Nicole-Marie Handy, fifty and divorced, travels to Paris after her friend’s death and a surprise marriage proposal from her married lover. A teenaged RubyMae Garrett escapes from her racially stultifying Mississippi home with an older jazz musician who takes her to New Orleans, New York, and finally to the fabled Paris of her dreams. Nicole and RubyMae’s lives intersect when Nicole finds a photograph of her father, a WWII veteran who also studied at the Sorbonne, among a Parisian street vendor’s wares. On the back of the photo is a message written to RubyMae in her father’s handwriting. After realizing that this RubyMae is the same mysterious and beautiful woman in a photograph she recollects from her childhood, she calls back home for answers. Rather than answering her questions, Nicole's mother instead mails a packet of letters which slowly reveal who RubyMae is and the connection that binds them all together.

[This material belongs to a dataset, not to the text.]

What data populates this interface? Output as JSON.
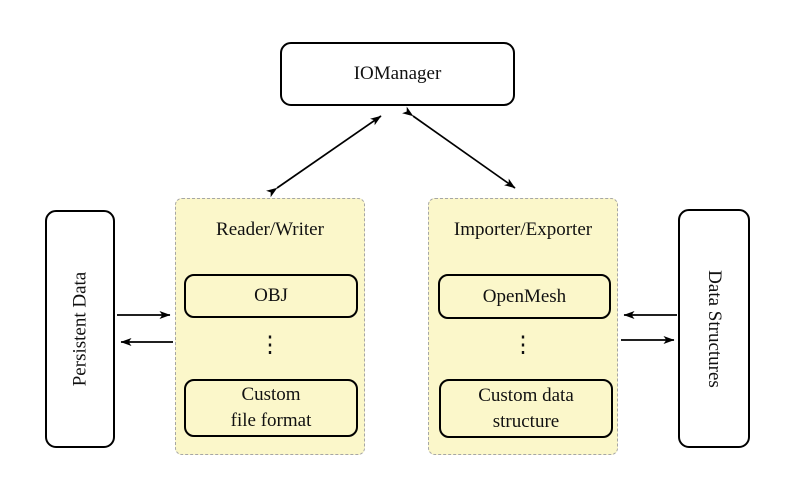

The secrets Nicole discovers are needless to say rather predictable. Yet Luckett wields this story with enough of a steady hand, alternating between the present and 1950s Paris, that the cliches don’t overwhelm her tale. Luckett’s greatest achievement however is in the creation of RubyMae Garrett, a fascinating, complex creation of naked ambition and endearing vulnerability. RubyMae, desperate to escape the racism of her small home town, remakes herself into Ruby Garrett, a jazz singer who performs along with her lover, Arnett Dupree, who, unlike Ruby, is unable to escape his own insecurities as an artist in a town that is now swept away by bebop. After tragedy sweeps into their lives, Ruby strikes it on her own, attempting to pursue a career as a singer, sleeping with one of Arnett's old jazz compatriots to get a gig or to pay her rent. When Ruby's plans don't pan out (Ruby’s ambitions far outweigh her talent), the ambitious social climber changes her name again to Josette Dupree and decides to go after a wealthy Frenchman who might be able to provide her with the lifestyle she feels she deserves. Ruby’s determination to break out of the narrow confines of racial identity leads her to a decision that will also decide Nicole’s fate.

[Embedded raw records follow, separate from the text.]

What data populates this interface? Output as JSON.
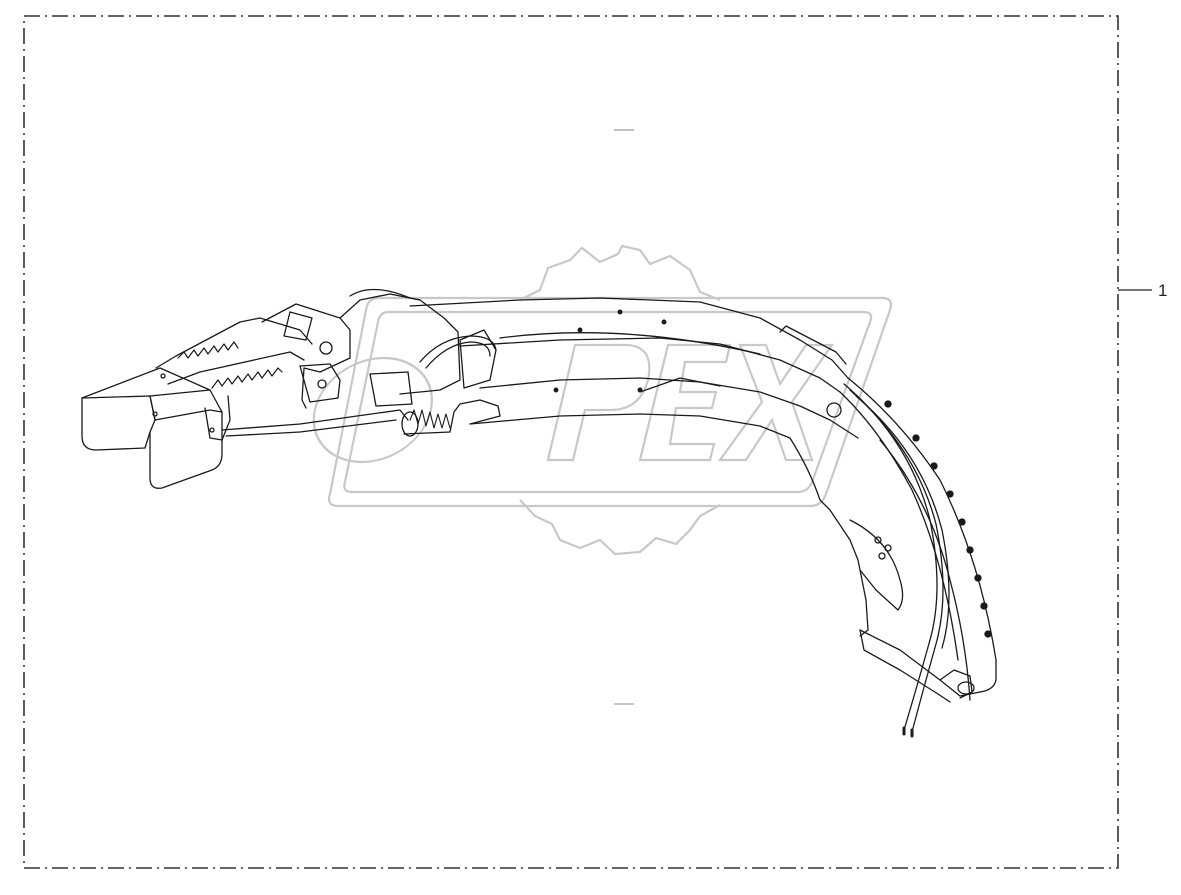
{
  "diagram": {
    "type": "technical-parts-drawing",
    "watermark": {
      "text": "OPEX",
      "style": "gear-outline"
    },
    "callouts": [
      {
        "label": "1"
      }
    ],
    "colors": {
      "line": "#1a1a1a",
      "border": "#333333",
      "watermark": "#c8c8c8",
      "background": "#ffffff"
    }
  }
}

Luckett addresses the matter of light-skinned blacks who passed into white society a bit too late in the novel to give the subject the depth it deserves, yet she does foreshadow Ruby’s decision throughout the novel. As Luckett writes early on, “Though she had never seen that huge ball of light covered in such a way, RubyMae knew it was different and so, too, was she.” Refusing to allow others to define her, Ruby sets out on a path all her own regardless of social conventions. Luckett neither excuses Ruby’s decision nor entirely condemns it. Rather she writes a character whose actions are both infuriating as well as empathetic. RubyMae could easily have been turned into a villain, but her rather naive vulnerability makes her a deeply sympathetic character. RubyMae is a woman who is as much shaped by the times as she is one who is determined to transcend them.
Nicole’s story, on the other hand, isn’t as entirely successful. It veers toward cliches (cheating men, a friend dead from cancer), but Luckett smartly limits Nicole’s story on her search for RubyMae, for it is RubyMae who gives the novel its power. She bursts from the pages with such verve and imagination that she towers above the novel’s weaknesses and becomes as intriguing as her adopted city itself.